In the context of investigating the molecular mechanism underlying tumor growth, protein structure-based driver-detection methods offer significant advantages over approaches that are limited to sequence space. However, structure-based methods suffer from limited coverage of the human proteome. Thus, the applicability of structure-based methods is, of course, limited only to mutations that can be mapped to protein structures. A prior study (38) has applied homology model-derived structures to circumvent the issue of limited structural coverage.

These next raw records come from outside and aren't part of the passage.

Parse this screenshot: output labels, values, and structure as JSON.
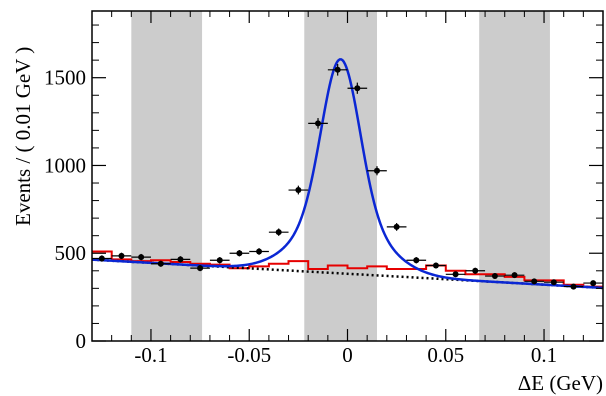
{
  "chart_data": {
    "type": "scatter",
    "xlabel": "ΔE (GeV)",
    "ylabel": "Events / ( 0.01 GeV )",
    "xlim": [
      -0.13,
      0.13
    ],
    "ylim": [
      0,
      1880
    ],
    "x_ticks": [
      -0.1,
      -0.05,
      0,
      0.05,
      0.1
    ],
    "x_tick_labels": [
      "-0.1",
      "-0.05",
      "0",
      "0.05",
      "0.1"
    ],
    "y_ticks": [
      0,
      500,
      1000,
      1500
    ],
    "y_tick_labels": [
      "0",
      "500",
      "1000",
      "1500"
    ],
    "shaded_bands": [
      {
        "from": -0.11,
        "to": -0.074
      },
      {
        "from": -0.022,
        "to": 0.015
      },
      {
        "from": 0.067,
        "to": 0.103
      }
    ],
    "series": [
      {
        "kind": "data_points",
        "color": "#000000",
        "x_halfwidth": 0.005,
        "points": [
          {
            "x": -0.125,
            "y": 470,
            "err": 18
          },
          {
            "x": -0.115,
            "y": 485,
            "err": 18
          },
          {
            "x": -0.105,
            "y": 478,
            "err": 18
          },
          {
            "x": -0.095,
            "y": 440,
            "err": 17
          },
          {
            "x": -0.085,
            "y": 465,
            "err": 18
          },
          {
            "x": -0.075,
            "y": 415,
            "err": 17
          },
          {
            "x": -0.065,
            "y": 460,
            "err": 18
          },
          {
            "x": -0.055,
            "y": 500,
            "err": 18
          },
          {
            "x": -0.045,
            "y": 510,
            "err": 19
          },
          {
            "x": -0.035,
            "y": 620,
            "err": 21
          },
          {
            "x": -0.025,
            "y": 860,
            "err": 25
          },
          {
            "x": -0.015,
            "y": 1240,
            "err": 30
          },
          {
            "x": -0.005,
            "y": 1545,
            "err": 33
          },
          {
            "x": 0.005,
            "y": 1440,
            "err": 32
          },
          {
            "x": 0.015,
            "y": 970,
            "err": 26
          },
          {
            "x": 0.025,
            "y": 650,
            "err": 22
          },
          {
            "x": 0.035,
            "y": 460,
            "err": 18
          },
          {
            "x": 0.045,
            "y": 430,
            "err": 17
          },
          {
            "x": 0.055,
            "y": 380,
            "err": 16
          },
          {
            "x": 0.065,
            "y": 400,
            "err": 17
          },
          {
            "x": 0.075,
            "y": 370,
            "err": 16
          },
          {
            "x": 0.085,
            "y": 375,
            "err": 16
          },
          {
            "x": 0.095,
            "y": 340,
            "err": 15
          },
          {
            "x": 0.105,
            "y": 335,
            "err": 15
          },
          {
            "x": 0.115,
            "y": 310,
            "err": 15
          },
          {
            "x": 0.125,
            "y": 330,
            "err": 15
          }
        ]
      },
      {
        "kind": "fit_total",
        "color": "#0b27d4",
        "model": {
          "bkg_a": 383,
          "bkg_b": -620,
          "peak_mean": -0.0035,
          "peak_height": 1220,
          "core_sigma": 0.0095,
          "core_frac": 0.72,
          "tail_sigma": 0.02
        }
      },
      {
        "kind": "fit_background",
        "color": "#000000",
        "style": "dotted"
      },
      {
        "kind": "histogram",
        "color": "#e60000",
        "edges": [
          -0.13,
          -0.12,
          -0.11,
          -0.1,
          -0.09,
          -0.08,
          -0.07,
          -0.06,
          -0.05,
          -0.04,
          -0.03,
          -0.02,
          -0.01,
          0,
          0.01,
          0.02,
          0.03,
          0.04,
          0.05,
          0.06,
          0.07,
          0.08,
          0.09,
          0.1,
          0.11,
          0.12,
          0.13
        ],
        "values": [
          510,
          465,
          455,
          460,
          450,
          440,
          435,
          415,
          425,
          440,
          455,
          410,
          430,
          415,
          425,
          410,
          410,
          430,
          400,
          380,
          380,
          365,
          345,
          345,
          320,
          310
        ]
      }
    ]
  }
}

However, the accuracy of homology-based models has shown to be limited for various protein complexes and transmembrane proteins. Moreover, modeling protein motions for homology-model–derived protein structures would most likely be less accurate, thereby affecting sensitivity. Nevertheless, significant technical improvements in crystallographic and cryo-EM techniques (87) are expected to expand the current structurally resolved proteome. In particular, cryo-EM technologies (87) now allow us to obtain a high-resolution structure of large proteins and biomolecular complexes that were previously elusive. Thus, we anticipate an essential role of our approach in future studies aimed at discovering low-frequency drivers in various cancer cohorts. Additionally, knowledge of protein motions (along with structures) can potentially help uncover druggable hotspot communities. Such studies are likely to open new therapeutic avenues for various cancers and will help in realizing the goal of precision medicine in cancer.